How far is too far when it comes to machine learning? We live in the digital age where companies like Google collect information which feeds and informs their algorithms, potentially advancing their technology into the realm of the uncomfortable. When it comes to digital AI and algorithmic predictions, when do we say enough is enough?
Algorithms are digital codes that sort, predict and filter information in a fashion that is similar to the way the human brain works. They are in effect all over the internet, from Google’s search predictions to Netflix’s recommendation section.
Algorithms help advance machine learning, as they are, at a basic level, strings of information fed into a computer. As well as helping personalise the internet through recommendations and suggestions based on your actions online, algorithms can have more nefarious uses. Search algorithms, for instance, could be used to predict the likelihood of you committing a crime in the future…sounds eerily like the film minority report? You’d be surprised how rife algorithms already are within our society.
Businesses using algorithms
Businesses already use algorithms to boost their profits by personalising their marketing at customers. However, this can very quickly end up out of control and causing controversy instead of brand loyalty.
As an example, we’re looking at US retailer Target. They quickly discovered how near the ‘uncanny valley’ their algorithms could be when they began compiling user purchase data to create ‘buckets’ of customer knowledge.
They used this data and ran tests to see which trends emerged – discovering that in the first 20 weeks of pregnancy, women consumed lots of calcium, zinc and magnesium. This enabled them to predict when their customers were pregnant and begin marketing coupons and offers at them.
This ended in a damaging PR issue when the company ended up predicting a teenager’s pregnancy before her parents knew about it, sending coupons and other baby themed offers to their family home. Target were forced to apologise.
Algorithms in law enforcement
What was once the realm of sci-fi cinema is starting to become more and more of a reality. Modern day policing is using machine learning to help snare criminals…
In 2014, the LAPD fed 13 million crime incidents to the University of California. Using this data, an algorithm was produced that predicted areas where crime was likely to occur on a ‘mission map’. The trial of this algorithm saw a 36% drop in crime rate.
This kind of data can cause issues if relied on completely. For example, an algorithm used by US parole boards can forecast the likelihood of a person committing a violent crime to help decide who to release and how to decide on an appropriate prison sentence.
This system has a 75% accuracy rate, which may seem high – but in actual fact means that the system is wrong 1 out of every 4 times.
How Google is pushing the boundaries of prediction
Google itself has openly stated it is a machine learning company. Its algorithms combine and evolve to feed an ever more complicated system that decides how to present information to the user. As it grows, Google themselves won’t even know everything that their algorithm is made up of. In the near future, the Google search engine will be able to decide where a website ranks with no human input.
Google also uses user information such as your purchases and travel information to present a more personalised experience. As a post on marketing agency Mediaworks’ website indicates, personalised results could become intrusive, with a recent Google update displayed product information in more generic searches. This is somewhat jarring for a user, who may be searching for a CRM system like Capsule but be presented with purchase information from their last coffee capsule purchase.
This degree of personalisation can be intrusive, but it can also be very useful. In a world where habits shape 45% of the choices we make, behavioural research and predictive analytics are gold-dust for businesses.
If you’re setting up a business, the world of machine learning and algorithmic AI allows you to tap into vast knowledge. You can use data gathered from user behaviour and purchases to predict how they may act in future or tailor marketing efforts to their likes, dislikes and buying habits.
Google’s future – true AI?
Aside from their search engine, Google is actively part of a ‘deep learning project’, once named the ‘Google brain.’ This is the world’s leading branch of AI and it is one that is constantly learning new things.

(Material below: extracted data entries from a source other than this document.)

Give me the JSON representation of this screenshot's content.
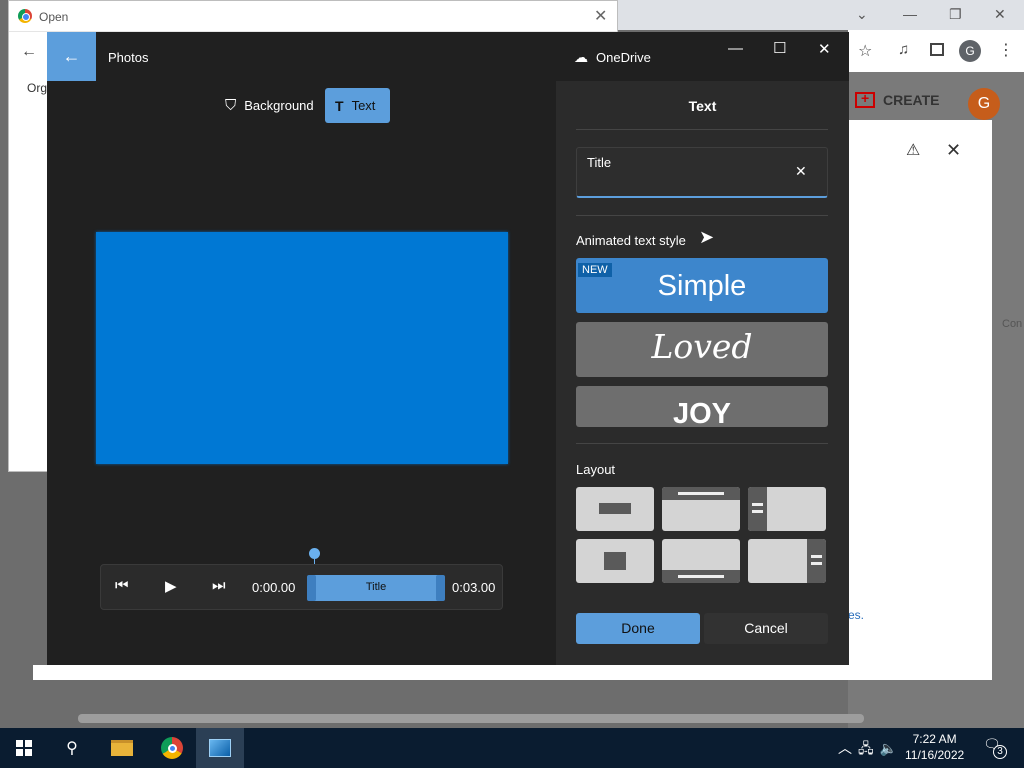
{
  "open_dialog": {
    "title": "Open",
    "toolbar_text": "Org"
  },
  "chrome": {
    "create_label": "CREATE",
    "avatar_letter": "G",
    "profile_letter": "G",
    "side_text": "Con",
    "link_text": "es."
  },
  "photos": {
    "title": "Photos",
    "onedrive_label": "OneDrive",
    "tabs": [
      {
        "label": "Background"
      },
      {
        "label": "Text"
      }
    ],
    "timeline": {
      "start": "0:00.00",
      "end": "0:03.00",
      "clip_label": "Title",
      "playhead_fraction": 0.0
    }
  },
  "text_panel": {
    "heading": "Text",
    "input": {
      "value": "Title"
    },
    "animated_label": "Animated text style",
    "styles": [
      {
        "name": "Simple",
        "badge": "NEW",
        "selected": true
      },
      {
        "name": "Loved",
        "selected": false
      },
      {
        "name": "JOY",
        "selected": false
      }
    ],
    "layout_label": "Layout",
    "layouts": [
      "center-bar",
      "top-bar",
      "left-bar",
      "center-box",
      "bottom-bar",
      "right-bar"
    ],
    "done_label": "Done",
    "cancel_label": "Cancel"
  },
  "taskbar": {
    "time": "7:22 AM",
    "date": "11/16/2022",
    "notification_count": "3",
    "apps": [
      "start-icon",
      "search-icon",
      "file-explorer-icon",
      "chrome-icon",
      "photos-icon"
    ]
  },
  "colors": {
    "accent": "#5c9edc",
    "preview_blue": "#0078d4",
    "panel_bg": "#2b2b2b"
  }
}
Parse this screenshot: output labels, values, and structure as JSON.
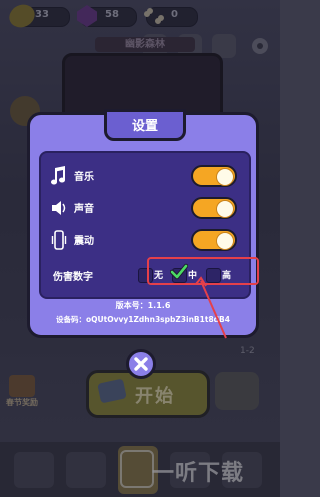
{
  "resources": {
    "gold": "33",
    "gems": "58",
    "bones": "0"
  },
  "banner": "幽影森林",
  "festival_label": "春节奖励",
  "start_label": "开始",
  "side_level": "1-2",
  "watermark": "一听下载",
  "settings": {
    "title": "设置",
    "music_label": "音乐",
    "sound_label": "声音",
    "vibration_label": "震动",
    "damage_label": "伤害数字",
    "damage_options": [
      "无",
      "中",
      "高"
    ],
    "damage_selected": "中",
    "music_on": true,
    "sound_on": true,
    "vibration_on": true,
    "version_text": "版本号：1.1.6",
    "device_text": "设备码：oQUtOvvy1Zdhn3spbZ3inB1t8dB4"
  },
  "colors": {
    "dialog": "#8b7fe8",
    "inner": "#3c2f85",
    "toggle": "#f5a623",
    "highlight": "#e5404a"
  }
}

To illustrate this machine learning capability, scientists presented the ‘brain’ with 10 million YouTube stills. Without any human input, the machine figured out what a cat was. For a system which had no previous conception of the feline race, this was monumental — it had developed its own concept of a cat. It also did this with human faces, delivering a 81.7% accuracy in detecting human faces despite not being fed information that defined what one was.
In 2013, Google acquired DeepMind, a London-based AI company. DeepMind’s program played millions of Atari games and, in a system similar to algorithmic learning, began analysing strategies – ultimately inventing techniques to help it win that no living being had ever tried before.
Recently, Google has begun incorporating elements of DeepMind and their brain project into search engine rankings. Where this kind of autonomous AI will lead remains to be seen.
How a business is effected
Google is undoubtedly the most popular search engine in the world. There are over 100 billion searches a month through Google, which is a massive 75.2% share of the market. If you run an online business, you cannot afford to not rank properly on Google.
Recent updates have penalised sites with poor mobile optimisation and introduced an AI ‘RankBrain’, which can determine how relevant your site is to a user’s query. As this machine-led style of learning begins to determine rankings independent of users, how will businesses find a way to rank effectively – or are we all at the AI’s mercy when it comes to displaying our business online?